Utilizando-se desse expediente, Chávez reconheceu os direitos civis das comunidades indígenas, instituiu o projeto de reforma agrária e nacionalizou setores da economia, nomeadamente o de hidrocarbonetos — provocando a ira de grandes petroleiras, como Shell, Chevron e a ExxonMobil, e tornando-se alvo das críticas acirradas do governo dos Estados Unidos.

A articulação golpista

As mudanças conduzidas por Chávez causaram profunda insatisfação entre os latifundiários, grandes empresários e setores conservadores da sociedade venezuelana, que começaram a articular uma reação vigorosa ao governo chavista.

Representantes das Forças Armadas, magnatas da mídia, lideranças políticas liberais e conservadoras, magistrados e setores da igreja católica também se aliaram ao empresariado para compor uma frente abertamente golpista.

No segundo semestre de 2001, empresários venezuelanos financiaram uma grande “campanha cívica” conclamando a população a aderir às manifestações antigovernamentais. Os protestos tinham ampla cobertura na imprensa escrita e na mídia televisionada, que insuflava o povo a comparecer às ruas, ao mesmo tempo em que censurava as manifestações de apoio ao governo Chávez.

Uma série de protestos foram realizados entre dezembro de 2001 e janeiro de 2002, com participação expressiva da classe média e da elite venezuelana, sob um discurso ufanista de “dever cívico” e uso abundantes das cores da bandeira e dos símbolos nacionais.

Em março de 2002, a oposição firmou o “Pacto Democrático contra Chávez”, dando continuidade às tentativas de inviabilizar o governo venezuelano.

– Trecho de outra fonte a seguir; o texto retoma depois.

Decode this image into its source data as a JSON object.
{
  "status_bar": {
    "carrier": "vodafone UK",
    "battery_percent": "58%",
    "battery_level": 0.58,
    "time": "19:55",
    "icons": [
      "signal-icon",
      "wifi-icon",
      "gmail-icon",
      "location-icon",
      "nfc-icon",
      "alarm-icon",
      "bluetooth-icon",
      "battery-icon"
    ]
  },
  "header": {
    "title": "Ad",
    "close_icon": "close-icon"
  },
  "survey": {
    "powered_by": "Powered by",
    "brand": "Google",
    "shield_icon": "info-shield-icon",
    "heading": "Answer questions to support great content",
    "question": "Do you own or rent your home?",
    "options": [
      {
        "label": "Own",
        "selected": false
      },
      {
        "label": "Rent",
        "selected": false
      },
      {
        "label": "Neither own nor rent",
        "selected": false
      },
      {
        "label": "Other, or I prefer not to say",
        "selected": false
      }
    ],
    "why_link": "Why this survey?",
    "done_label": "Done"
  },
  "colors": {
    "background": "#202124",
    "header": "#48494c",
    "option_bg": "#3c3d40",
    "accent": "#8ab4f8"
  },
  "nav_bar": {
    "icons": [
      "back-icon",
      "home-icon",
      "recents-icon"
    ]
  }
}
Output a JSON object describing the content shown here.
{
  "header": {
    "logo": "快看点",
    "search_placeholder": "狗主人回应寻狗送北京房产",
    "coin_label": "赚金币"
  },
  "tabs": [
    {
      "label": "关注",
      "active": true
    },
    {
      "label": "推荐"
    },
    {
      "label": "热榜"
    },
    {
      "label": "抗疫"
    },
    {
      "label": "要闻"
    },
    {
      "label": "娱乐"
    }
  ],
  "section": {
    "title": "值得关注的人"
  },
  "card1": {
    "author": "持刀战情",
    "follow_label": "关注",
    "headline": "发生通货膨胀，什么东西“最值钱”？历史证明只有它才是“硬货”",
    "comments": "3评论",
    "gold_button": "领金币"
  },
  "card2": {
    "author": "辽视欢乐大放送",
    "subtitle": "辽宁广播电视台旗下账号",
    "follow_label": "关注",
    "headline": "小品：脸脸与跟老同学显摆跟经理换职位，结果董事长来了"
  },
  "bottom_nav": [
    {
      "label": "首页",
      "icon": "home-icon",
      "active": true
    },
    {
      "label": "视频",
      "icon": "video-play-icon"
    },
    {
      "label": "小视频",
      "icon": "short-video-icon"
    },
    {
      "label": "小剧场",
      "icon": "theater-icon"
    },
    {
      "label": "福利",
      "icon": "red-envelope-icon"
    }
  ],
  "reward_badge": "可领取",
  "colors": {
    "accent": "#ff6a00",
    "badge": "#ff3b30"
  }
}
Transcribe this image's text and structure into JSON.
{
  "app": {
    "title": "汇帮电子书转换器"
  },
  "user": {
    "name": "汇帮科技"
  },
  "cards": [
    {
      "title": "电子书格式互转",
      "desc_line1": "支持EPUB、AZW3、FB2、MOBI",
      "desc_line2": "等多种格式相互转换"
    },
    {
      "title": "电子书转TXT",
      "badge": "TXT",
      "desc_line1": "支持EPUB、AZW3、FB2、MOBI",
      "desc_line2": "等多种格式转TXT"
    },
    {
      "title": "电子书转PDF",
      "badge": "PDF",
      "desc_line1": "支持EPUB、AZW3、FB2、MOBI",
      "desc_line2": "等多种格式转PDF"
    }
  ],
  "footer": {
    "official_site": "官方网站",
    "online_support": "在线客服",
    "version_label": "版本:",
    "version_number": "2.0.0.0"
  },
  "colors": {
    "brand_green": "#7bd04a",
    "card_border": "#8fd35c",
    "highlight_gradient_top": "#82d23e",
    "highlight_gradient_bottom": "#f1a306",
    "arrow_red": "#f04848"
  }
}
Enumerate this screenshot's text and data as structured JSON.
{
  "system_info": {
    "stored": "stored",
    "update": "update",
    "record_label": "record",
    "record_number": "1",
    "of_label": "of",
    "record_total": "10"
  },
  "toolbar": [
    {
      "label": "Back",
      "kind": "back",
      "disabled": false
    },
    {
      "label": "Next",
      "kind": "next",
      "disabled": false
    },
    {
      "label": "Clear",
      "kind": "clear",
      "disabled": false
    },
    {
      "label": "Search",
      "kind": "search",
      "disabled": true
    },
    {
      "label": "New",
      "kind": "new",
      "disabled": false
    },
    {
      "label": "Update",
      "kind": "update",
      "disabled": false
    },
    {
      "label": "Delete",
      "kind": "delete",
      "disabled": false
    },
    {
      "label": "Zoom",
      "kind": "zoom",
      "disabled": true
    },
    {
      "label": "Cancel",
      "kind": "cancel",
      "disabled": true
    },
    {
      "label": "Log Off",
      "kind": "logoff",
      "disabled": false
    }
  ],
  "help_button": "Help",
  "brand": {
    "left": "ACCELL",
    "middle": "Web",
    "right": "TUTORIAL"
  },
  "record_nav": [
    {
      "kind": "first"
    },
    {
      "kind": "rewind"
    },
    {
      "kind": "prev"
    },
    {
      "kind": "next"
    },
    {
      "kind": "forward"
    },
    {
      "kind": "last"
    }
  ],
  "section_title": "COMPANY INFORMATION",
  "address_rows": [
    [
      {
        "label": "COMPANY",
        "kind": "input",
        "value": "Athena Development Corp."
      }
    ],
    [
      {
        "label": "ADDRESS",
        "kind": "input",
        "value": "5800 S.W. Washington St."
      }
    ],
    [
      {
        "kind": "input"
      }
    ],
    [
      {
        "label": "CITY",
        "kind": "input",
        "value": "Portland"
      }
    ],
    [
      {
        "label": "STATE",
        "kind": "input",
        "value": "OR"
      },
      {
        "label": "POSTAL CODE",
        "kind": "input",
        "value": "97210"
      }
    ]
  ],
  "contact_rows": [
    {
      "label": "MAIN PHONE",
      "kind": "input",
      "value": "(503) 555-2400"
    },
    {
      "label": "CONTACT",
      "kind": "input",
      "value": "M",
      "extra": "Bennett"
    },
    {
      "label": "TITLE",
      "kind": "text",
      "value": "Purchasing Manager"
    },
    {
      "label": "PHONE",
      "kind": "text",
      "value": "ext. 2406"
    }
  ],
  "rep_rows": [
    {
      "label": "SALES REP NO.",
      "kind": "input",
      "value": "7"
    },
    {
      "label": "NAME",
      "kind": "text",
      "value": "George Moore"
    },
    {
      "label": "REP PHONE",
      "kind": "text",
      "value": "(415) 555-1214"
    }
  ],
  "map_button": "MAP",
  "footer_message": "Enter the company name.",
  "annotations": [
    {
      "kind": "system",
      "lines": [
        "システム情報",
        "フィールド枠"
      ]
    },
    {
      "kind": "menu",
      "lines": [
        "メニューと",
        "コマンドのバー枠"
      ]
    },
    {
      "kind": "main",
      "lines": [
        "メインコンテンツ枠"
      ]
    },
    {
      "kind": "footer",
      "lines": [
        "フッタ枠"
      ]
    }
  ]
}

O pacto reunia a Federação Venezuelana de Câmaras de Comércio e Produção (Fedecámaras, a maior associação patronal do país), a Conferência Episcopal, a cúpula da Universidade Católica Andrés Bello e a Confederação Venezuelana dos Trabalhadores (CTV, central sindical dirigida por opositores de Chávez).

Algumas semanas antes, os presidentes da Fedecámaras e da CTV tinham viajado para Washington, onde tiveram uma reunião com o governo de George W. Bush. Em 9 de abril, a CTV decretou uma greve geral, que contou com apoio do próprio patronato e da imprensa venezuelana. Dois dias depois, 11 de abril, CTV e Fedecámaras convocaram uma grande marcha, em que se desenrolaram os eventos que serviriam de pretexto para a tentativa de golpe.

golpe contra hugo chávez
Populares leais a Chávez se reúnem em frente ao Palácio de Miraflores, após saberem que o presidente não havia renunciado
Luigino Bracci Roa / Wikimedia Commons

As mortes na Puente Llaguno e a quartelada

A manifestação antigovernista novamente contou com a forte adesão da classe média. Os líderes dos manifestantes alegaram que a marcha teria como destino a sede da PDVSA, a petrolífera estatal venezuelana.
Contudo, o percurso foi alterado durante a manifestação e a marcha seguiu na direção do Palácio de Miraflores — a sede do governo venezuelano, onde estava ocorrendo um outro ato de apoio a Hugo Chávez.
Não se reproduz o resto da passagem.